Wednesday, March 7, 2012

It got better

My whole week of respite was not as bad as the first few days.

I hit up the Rescue Remedy big time.

I got myself some electrolyte water and started eating as healthy as I had time for.

It did seem that just as we got into a good routine it was time for little respite guy to go home.  Getting into a routine was very difficult because the only info our little guy showed up with was that he loved cheese, nothing else, no bed or nap time info or any other helpful information.  I guess that's why they call it emergency respite care.

I'm glad I could help out, but I'm not sure I will be doing respite again any time soon.

Monday, March 5, 2012

knowing my limit

I said yes to doing emergency respite care for a 17 month old boy this week.

It has been a long time since I had two little ones in the house and now I remember why.

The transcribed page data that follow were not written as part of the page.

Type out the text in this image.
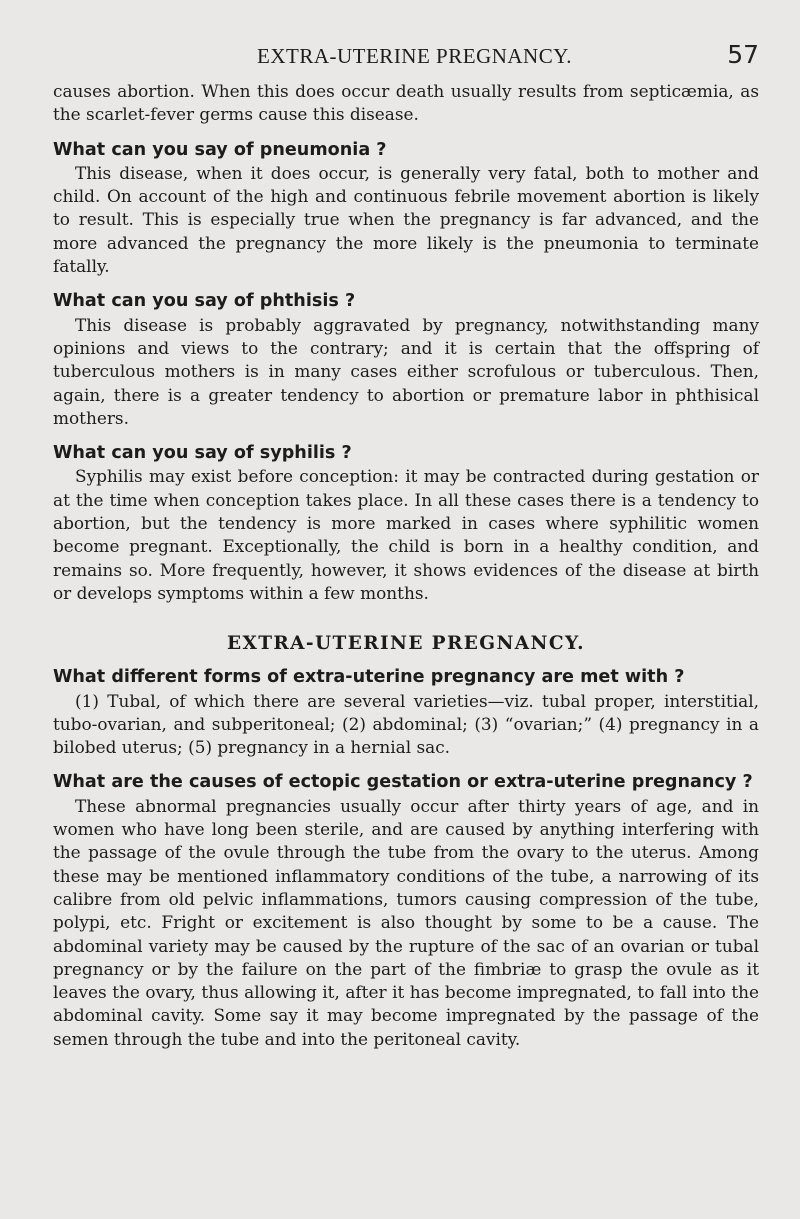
EXTRA-UTERINE PREGNANCY.	57

causes abortion. When this does occur death usually results from septicæmia, as the scarlet-fever germs cause this disease.

What can you say of pneumonia ?

This disease, when it does occur, is generally very fatal, both to mother and child. On account of the high and continuous febrile movement abortion is likely to result. This is especially true when the pregnancy is far advanced, and the more advanced the pregnancy the more likely is the pneumonia to terminate fatally.

What can you say of phthisis ?

This disease is probably aggravated by pregnancy, notwithstanding many opinions and views to the contrary; and it is certain that the offspring of tuberculous mothers is in many cases either scrofulous or tuberculous. Then, again, there is a greater tendency to abortion or premature labor in phthisical mothers.

What can you say of syphilis ?

Syphilis may exist before conception: it may be contracted during gestation or at the time when conception takes place. In all these cases there is a tendency to abortion, but the tendency is more marked in cases where syphilitic women become pregnant. Exceptionally, the child is born in a healthy condition, and remains so. More frequently, however, it shows evidences of the disease at birth or develops symptoms within a few months.

EXTRA-UTERINE PREGNANCY.

What different forms of extra-uterine pregnancy are met with ?

(1) Tubal, of which there are several varieties—viz. tubal proper, interstitial, tubo-ovarian, and subperitoneal; (2) abdominal; (3) “ovarian;” (4) pregnancy in a bilobed uterus; (5) pregnancy in a hernial sac.

What are the causes of ectopic gestation or extra-uterine pregnancy ?

These abnormal pregnancies usually occur after thirty years of age, and in women who have long been sterile, and are caused by anything interfering with the passage of the ovule through the tube from the ovary to the uterus. Among these may be mentioned inflammatory conditions of the tube, a narrowing of its calibre from old pelvic inflammations, tumors causing compression of the tube, polypi, etc. Fright or excitement is also thought by some to be a cause. The abdominal variety may be caused by the rupture of the sac of an ovarian or tubal pregnancy or by the failure on the part of the fimbriæ to grasp the ovule as it leaves the ovary, thus allowing it, after it has become impregnated, to fall into the abdominal cavity. Some say it may become impregnated by the passage of the semen through the tube and into the peritoneal cavity.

I stepped into the shower on the second night that little respite guy was with us and suddenly had tunnel vision, heavy limbs and awful nausea.  I had no choice but to sit down on the shower floor.  I was suddenly so thirsty all I could do was gulp mouthfuls of shower water and wait for my other symptoms to subside, which they did in about 20 minutes.

Intellectually I thought I would be fine with 5 kids in the house.  But the reality was that my days were filled with chasing down a 17 month old, baby proofing on the fly, rocking him to sleep for an hour every night, driving my girls to their various activities, changing LOTS of poopy diapers, making bottles, washing bottles, laundry, helping with school projects, driving again, foster parent training, laundry, driving, not getting enough house cleaning done, driving, fixing little meals, snacks and juice cups, visits for both babies, making bottles and rice cereal, social worker visits, not getting enough sleep, WIC appointment,  and did I mention DRIVING AGAIN AND AGAIN AND AGAIN?

So, the moral of this story is that even if my brain felt confident about caring for 5 children, my body told a different and more realistic story.  I need to know my limits, for my sake, my husband's sake and for the sake of every child in my home. Sake is an odd word isn't it, but you know what I mean right?

Clearly I'm still not getting enough sleep.